This week Issues has dedicated our entire ezine to Memorial Day, its history, the Wars that shapes America and the Veterans that fought those wars. Please follow the links in the next column to visit the pages as they become available on the web.
I apologize for not having all of the pages available on Sunday as Issues policy, but as any of you who are loyal readers do know, my leg often restricts me from accomplishing event he easiest of tasks. The articles have been researched, and the rough drafts have been completed, but have not all been edited. Therefore, I shall list our regular pages, adding the Memorial Day pages as they become edited, so chewck back often.
Again, I express my apologies for the delay, and my appreciation in your continued support.
LET US HONOR THOSE WHO HAVE SHAPED OUR COUNTRY THROUGHOUT HISTORY
Now For A Little History Lesson
All About Memorial Day in America
There seems a dispute as to the historical beginnings of Memorial Day, so in all fairness, Issues shall offer both versions:
One of the first communities to celebrate Memorial Day was Waterloo, New York. Henry C. Welles, a druggist, decided that Waterloo should hold a celebration to honor those who had fought and died in the Civil War. It is claimed that he suggested the graves of Civil War soldiers be decorated, and the surviving men be honored with a parade. According to legend, on May 5, 1866, Welles, with the help of General John B. Murray, a civil war hero decorated the Village of Waterloo, with flags at half-mast, draped with evergreens and mourning black. Veterans, civic societies and residents, led by General Murray, then marched to the to the three village cemeteries, where remembrance ceremonies were held and soldiers' graves decorated. One year later, May 5, 1867, these ceremonies were repeated. In 1868, Waterloo joined with other communities in holding their observance on May 30th, in accordance with General Logan's orders.
The second, another extremely reliable history appears like this:
Memorial Day was officially proclaimed in 1868 by General John Logan, in his General Order No. 11, and was first observed on May 30, 1868, by placing flowers on the graves of Union and Confederate soldiers at Arlington National Cemetery. ("The 30th day of May, 1868, is designated for the purpose of strewing with flowers or otherwise decorating the graves of comrades who died in defense of their country during the late rebellion, and whose bodies now lie in almost every city, village, and hamlet church-yard in the land.
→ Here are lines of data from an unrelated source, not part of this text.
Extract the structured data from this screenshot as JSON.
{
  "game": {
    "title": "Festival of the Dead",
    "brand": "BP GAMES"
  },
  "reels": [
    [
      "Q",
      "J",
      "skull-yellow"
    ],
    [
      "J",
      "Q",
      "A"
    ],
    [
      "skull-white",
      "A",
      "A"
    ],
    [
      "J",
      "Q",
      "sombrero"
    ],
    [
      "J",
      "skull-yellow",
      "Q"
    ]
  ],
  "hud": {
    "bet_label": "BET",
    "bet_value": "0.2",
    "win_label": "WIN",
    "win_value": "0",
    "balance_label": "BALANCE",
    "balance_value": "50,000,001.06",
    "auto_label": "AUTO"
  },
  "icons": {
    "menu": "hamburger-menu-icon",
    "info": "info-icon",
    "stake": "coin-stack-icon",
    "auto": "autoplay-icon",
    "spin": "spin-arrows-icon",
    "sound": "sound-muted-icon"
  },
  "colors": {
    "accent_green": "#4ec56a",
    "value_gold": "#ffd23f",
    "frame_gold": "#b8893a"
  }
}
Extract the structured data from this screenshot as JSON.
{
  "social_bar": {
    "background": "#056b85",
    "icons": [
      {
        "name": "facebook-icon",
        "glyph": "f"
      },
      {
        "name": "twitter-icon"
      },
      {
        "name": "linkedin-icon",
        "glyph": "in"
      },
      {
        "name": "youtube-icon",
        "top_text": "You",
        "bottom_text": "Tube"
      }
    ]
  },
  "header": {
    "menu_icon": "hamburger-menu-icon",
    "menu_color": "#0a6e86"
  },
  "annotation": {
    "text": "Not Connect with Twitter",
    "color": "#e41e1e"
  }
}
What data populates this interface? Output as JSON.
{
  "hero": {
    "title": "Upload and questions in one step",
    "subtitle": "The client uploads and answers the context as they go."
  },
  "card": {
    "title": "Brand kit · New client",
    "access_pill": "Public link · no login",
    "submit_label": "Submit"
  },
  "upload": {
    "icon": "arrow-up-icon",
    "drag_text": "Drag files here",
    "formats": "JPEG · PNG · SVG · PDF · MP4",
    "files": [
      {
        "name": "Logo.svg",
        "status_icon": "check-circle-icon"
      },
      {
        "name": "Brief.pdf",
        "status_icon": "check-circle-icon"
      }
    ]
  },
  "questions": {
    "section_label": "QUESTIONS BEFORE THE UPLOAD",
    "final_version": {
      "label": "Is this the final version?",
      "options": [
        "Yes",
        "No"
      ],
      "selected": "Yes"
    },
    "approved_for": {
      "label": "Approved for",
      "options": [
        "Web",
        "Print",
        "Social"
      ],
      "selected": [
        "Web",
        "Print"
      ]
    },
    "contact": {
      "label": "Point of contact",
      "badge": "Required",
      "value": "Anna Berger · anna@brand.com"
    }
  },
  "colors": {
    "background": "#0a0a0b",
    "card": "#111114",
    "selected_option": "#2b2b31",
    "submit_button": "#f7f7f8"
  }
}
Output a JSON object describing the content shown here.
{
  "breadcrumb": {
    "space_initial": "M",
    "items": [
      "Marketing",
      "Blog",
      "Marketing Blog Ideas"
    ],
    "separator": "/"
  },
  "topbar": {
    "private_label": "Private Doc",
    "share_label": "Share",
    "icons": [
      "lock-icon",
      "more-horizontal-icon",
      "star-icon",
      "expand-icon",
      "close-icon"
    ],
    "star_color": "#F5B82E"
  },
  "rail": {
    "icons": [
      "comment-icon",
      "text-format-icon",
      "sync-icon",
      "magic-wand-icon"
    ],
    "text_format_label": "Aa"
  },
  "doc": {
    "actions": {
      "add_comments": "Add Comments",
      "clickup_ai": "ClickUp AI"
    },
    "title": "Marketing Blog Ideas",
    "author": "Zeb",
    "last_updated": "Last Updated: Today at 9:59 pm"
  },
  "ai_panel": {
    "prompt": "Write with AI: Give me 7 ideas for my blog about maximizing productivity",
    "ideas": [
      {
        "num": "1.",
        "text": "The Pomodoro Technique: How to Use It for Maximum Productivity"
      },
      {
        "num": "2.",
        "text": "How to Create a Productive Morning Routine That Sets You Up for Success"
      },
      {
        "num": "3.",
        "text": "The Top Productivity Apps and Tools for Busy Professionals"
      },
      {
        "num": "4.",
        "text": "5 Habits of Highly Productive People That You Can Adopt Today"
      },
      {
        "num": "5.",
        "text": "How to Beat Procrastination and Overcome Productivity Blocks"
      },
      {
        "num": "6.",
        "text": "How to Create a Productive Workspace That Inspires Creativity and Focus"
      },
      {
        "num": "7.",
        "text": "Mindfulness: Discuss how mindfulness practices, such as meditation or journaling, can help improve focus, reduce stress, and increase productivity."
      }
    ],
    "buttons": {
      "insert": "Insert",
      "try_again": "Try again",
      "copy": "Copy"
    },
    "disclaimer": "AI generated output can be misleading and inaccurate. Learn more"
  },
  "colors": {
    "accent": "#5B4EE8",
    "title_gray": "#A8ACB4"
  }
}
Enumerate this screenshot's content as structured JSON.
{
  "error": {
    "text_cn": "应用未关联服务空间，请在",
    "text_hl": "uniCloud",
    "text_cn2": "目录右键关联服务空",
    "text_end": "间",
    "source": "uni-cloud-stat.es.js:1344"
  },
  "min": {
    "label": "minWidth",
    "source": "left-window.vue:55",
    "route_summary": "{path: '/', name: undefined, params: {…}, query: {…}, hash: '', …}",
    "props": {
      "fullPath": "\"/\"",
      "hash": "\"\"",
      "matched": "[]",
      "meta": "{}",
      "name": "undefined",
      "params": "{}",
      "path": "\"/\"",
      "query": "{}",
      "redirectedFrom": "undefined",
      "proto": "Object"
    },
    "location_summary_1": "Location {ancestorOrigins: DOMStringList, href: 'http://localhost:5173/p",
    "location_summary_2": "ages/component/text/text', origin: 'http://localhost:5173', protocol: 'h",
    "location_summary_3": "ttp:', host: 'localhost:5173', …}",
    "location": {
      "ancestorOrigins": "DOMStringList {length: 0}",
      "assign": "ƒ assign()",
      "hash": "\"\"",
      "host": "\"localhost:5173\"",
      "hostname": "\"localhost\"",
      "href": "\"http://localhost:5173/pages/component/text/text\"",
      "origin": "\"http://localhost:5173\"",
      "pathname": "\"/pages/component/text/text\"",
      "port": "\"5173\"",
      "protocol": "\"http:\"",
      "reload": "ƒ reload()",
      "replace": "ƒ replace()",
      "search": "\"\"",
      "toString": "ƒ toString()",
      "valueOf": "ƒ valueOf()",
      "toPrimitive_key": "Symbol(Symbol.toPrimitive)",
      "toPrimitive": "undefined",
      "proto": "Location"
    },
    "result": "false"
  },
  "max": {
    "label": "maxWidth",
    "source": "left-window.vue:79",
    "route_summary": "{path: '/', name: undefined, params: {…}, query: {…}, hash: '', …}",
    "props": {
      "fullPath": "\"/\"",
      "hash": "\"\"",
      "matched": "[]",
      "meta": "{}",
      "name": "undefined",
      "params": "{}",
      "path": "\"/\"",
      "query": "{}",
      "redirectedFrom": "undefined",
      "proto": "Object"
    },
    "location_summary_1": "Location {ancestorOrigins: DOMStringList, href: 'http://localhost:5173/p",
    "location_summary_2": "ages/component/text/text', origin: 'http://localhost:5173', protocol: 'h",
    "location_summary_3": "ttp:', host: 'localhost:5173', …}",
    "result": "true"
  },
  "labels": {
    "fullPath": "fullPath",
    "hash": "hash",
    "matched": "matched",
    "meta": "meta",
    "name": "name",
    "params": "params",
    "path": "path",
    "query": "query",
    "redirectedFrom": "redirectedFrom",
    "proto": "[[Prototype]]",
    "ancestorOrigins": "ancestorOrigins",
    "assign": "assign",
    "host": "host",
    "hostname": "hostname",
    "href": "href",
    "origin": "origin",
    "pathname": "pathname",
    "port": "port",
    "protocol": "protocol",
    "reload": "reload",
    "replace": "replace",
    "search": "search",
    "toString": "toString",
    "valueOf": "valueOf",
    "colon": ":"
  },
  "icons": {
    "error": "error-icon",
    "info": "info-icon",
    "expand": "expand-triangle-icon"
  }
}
In this observance no form of ceremony is prescribed, but posts and comrades will in their own way arrange such fitting services and testimonials of respect as circumstances may permit.")
Claims have been made that the South refused to acknowledge the traditional Memorial Day, choosing to honor their dead on separate days until after World War I (at which time the holiday changed, honoring all War dead rather than just those who died in the Civil War). Memorial Day is now celebrated in every State on the last Monday in May (passed by Congress in 1968 to ensure a three day weekend for Federal holidays), although several southern states have an additional, separate day for honoring the Confederate war dead: January 19 in Texas, (Confederate's Hero Day); April 22 in Alabama, (Confederate Memorial Day): April 26 in Florida, Georgia, (Both: Confederate Memorial Day) The Last Monday of April in Mississippi, (Confederate Memorial Day) ; May 10 in North Carolina and South Carolina, (Confederate Memorial Day); The last Monday in May in Virginia, and June 3 (Jefferson Davis' birthday) in Kentucky, Louisiana and Tennessee (Jefferson Davis' Birthday).